In some ways, I hate admitting it, but the hype has left me feeling a little cynical about the anniversary. The infighting between those who were there and survived, the families of those who didn’t, the responders and pit workers, people like me who were here for it but not directly a part of and everyone else who watched it unfold glued to their TVs miles away is intolerable and quite frankly disenfranchising for me. Then again, last year’s ninth anniv didn’t leave me in much better of a mood.
Back when this all went down, I was a young music marketer fortunate enough to be working for an amazing independent company based out of Hudson County, NJ. Our offices overlooked midtown in a renovated building that housed a number of music enedvours. It was totally the experience I hoped for when I graduated several years earlier as I loved my work, I loved my coworkers and clients and I loved the music I was tasked with marketing.
Sometimes, it’s amazing how quickly things change. I witness some of the devastation on my ride into work with a clear view of the impact of the second plane. By the time I arrived at the office we watched in horror from our vantage point of the buildings burning across the river just south of our building. It was surreal. It was unreal. The next day, as communications slowly came back up, I took to my keyboard to tell all the programmers across the US and Canada and all our clients in our weekly newsletter. As you can imagine, I was a lot less jaded then, thankfully.
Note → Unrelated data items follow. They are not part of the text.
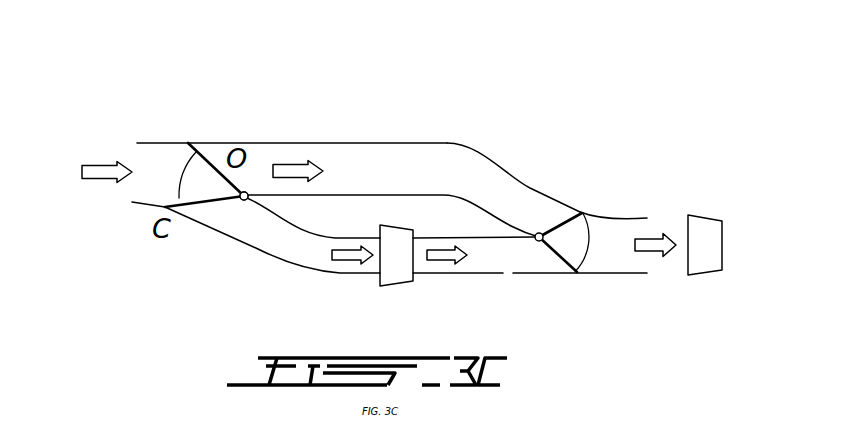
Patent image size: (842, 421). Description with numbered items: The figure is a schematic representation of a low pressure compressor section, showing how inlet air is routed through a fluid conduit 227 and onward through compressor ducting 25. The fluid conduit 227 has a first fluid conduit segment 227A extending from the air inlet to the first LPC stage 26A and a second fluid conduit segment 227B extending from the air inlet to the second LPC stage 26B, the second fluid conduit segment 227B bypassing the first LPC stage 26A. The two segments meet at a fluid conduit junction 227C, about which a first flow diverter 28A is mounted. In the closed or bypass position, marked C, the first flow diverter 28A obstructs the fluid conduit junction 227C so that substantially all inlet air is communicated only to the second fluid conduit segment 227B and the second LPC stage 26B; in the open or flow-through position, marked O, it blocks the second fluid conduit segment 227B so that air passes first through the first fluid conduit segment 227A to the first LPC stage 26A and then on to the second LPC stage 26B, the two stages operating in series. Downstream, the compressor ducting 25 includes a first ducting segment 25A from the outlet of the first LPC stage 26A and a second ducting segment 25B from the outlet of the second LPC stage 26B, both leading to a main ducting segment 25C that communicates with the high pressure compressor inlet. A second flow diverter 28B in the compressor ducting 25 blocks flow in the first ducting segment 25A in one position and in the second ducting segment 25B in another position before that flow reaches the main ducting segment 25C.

The compressor ducting 25 is at (495, 148).
The first ducting segment 25A is at (497, 273).
The second ducting segment 25B is at (462, 143).
The main ducting segment 25C is at (623, 215).
The first LPC stage 26A is at (405, 265).
The second LPC stage 26B is at (705, 232).
The first flow diverter 28A is at (207, 157).
The second flow diverter 28B is at (554, 222).
The fluid conduit 227 is at (232, 143).
The first fluid conduit segment 227A is at (280, 257).
The second fluid conduit segment 227B is at (343, 143).
The fluid conduit junction 227C is at (241, 207).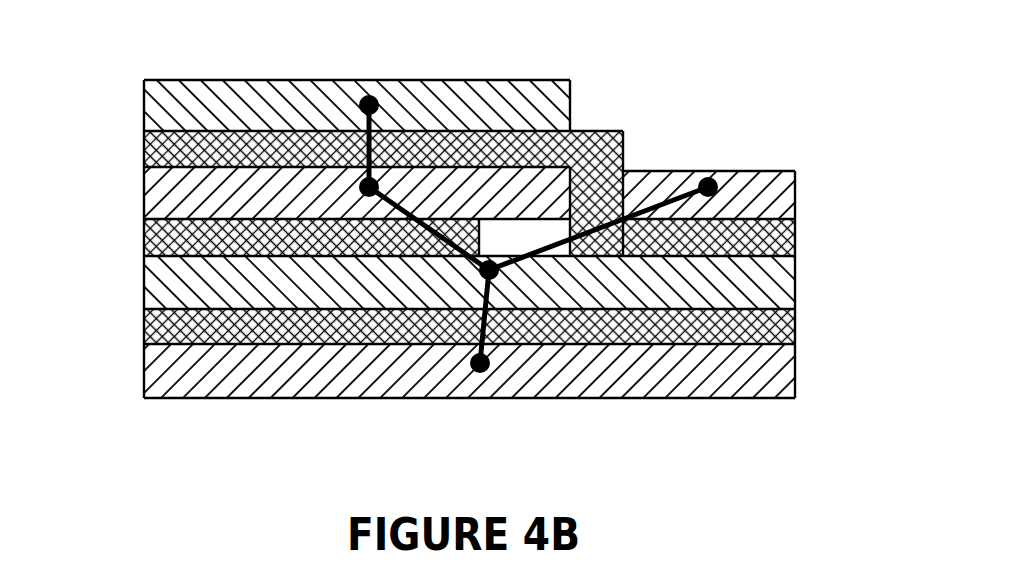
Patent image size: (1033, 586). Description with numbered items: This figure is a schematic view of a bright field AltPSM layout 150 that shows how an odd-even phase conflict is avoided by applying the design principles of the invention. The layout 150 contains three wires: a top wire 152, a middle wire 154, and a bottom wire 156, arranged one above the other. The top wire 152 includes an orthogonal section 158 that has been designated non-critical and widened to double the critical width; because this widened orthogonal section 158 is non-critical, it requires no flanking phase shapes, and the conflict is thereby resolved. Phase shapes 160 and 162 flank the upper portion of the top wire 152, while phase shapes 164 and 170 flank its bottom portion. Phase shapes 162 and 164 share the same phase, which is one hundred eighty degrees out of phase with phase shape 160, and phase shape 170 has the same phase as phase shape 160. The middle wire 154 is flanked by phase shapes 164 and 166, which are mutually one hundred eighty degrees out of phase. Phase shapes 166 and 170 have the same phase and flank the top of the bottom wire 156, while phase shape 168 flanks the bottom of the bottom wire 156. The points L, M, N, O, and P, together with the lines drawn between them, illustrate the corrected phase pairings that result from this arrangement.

The bright field AltPSM layout 150 is at (778, 130).
The top wire 152 is at (162, 147).
The middle wire 154 is at (162, 233).
The bottom wire 156 is at (162, 318).
The orthogonal section 158 is at (603, 131).
The phase shape 160 is at (162, 103).
The phase shape 162 is at (777, 205).
The phase shape 164 is at (162, 190).
The phase shape 166 is at (162, 277).
The phase shape 168 is at (162, 362).
The phase shape 170 is at (772, 288).
The point L is at (360, 102).
The point M is at (362, 182).
The point N is at (480, 271).
The point O is at (483, 372).
The point P is at (700, 178).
I remember all to vividly the day. And the next, and the next. I remember the candlelight vigils and impromptu memorials popping up all over, flags flying out of every window, the Clear Channel “ban” on certain songs (Drowning Pool’s Let the Bodies Hit the Floor still always comes to mind in reference), neighbors gathering on the corner yet saying next to nothing, the lighting of the twin beams of light from the pit and watching from above the Meadowlands swamps. There was a smell and that lingering ash in the air and a grayness about things that was eerie reaffirming that something incredible indeed occurred every time you thought your life was kind of, sort of getting back to normal.
The CMJ Music Marathon that year was interesting, to say the least. Major swaths of town were still closed, there were all kinds of transportation restrictions into Manhattan and the mood was hardly the celebratory debauchery of the music industry’s entitlement I’d grown to know and love. It was replaced with donation plates at venues for the local firehouses and those displaced from their apartments near the site, more solemn dinner gatherings that preceded significantly less shows per evening to run around between and constant reminders that the world around us had irreversibly changed as the only tourists left on the island seemed to be those who had come in specifically for the event.
Everyone banned together to get through and put their social, philosophical and other differences aside to be reminded we were all citizens together at that moment. Brother’s and Sister’s united not just by our Union of States but by our common bond as humans to be affected by something so enormous.
If I had but one hope for today it would be that we set aside our differences again. End the partisanship, the racism and religious hatred, the infighting between the affected, etc. that has dominated the better part of the last decade of recovery and turn back to what initially got us through those moments following the impact. It might be unimaginatively utopian to wish for something like that, but in light of everything else, it’s the last hope I have for the City I love and Nation I live in.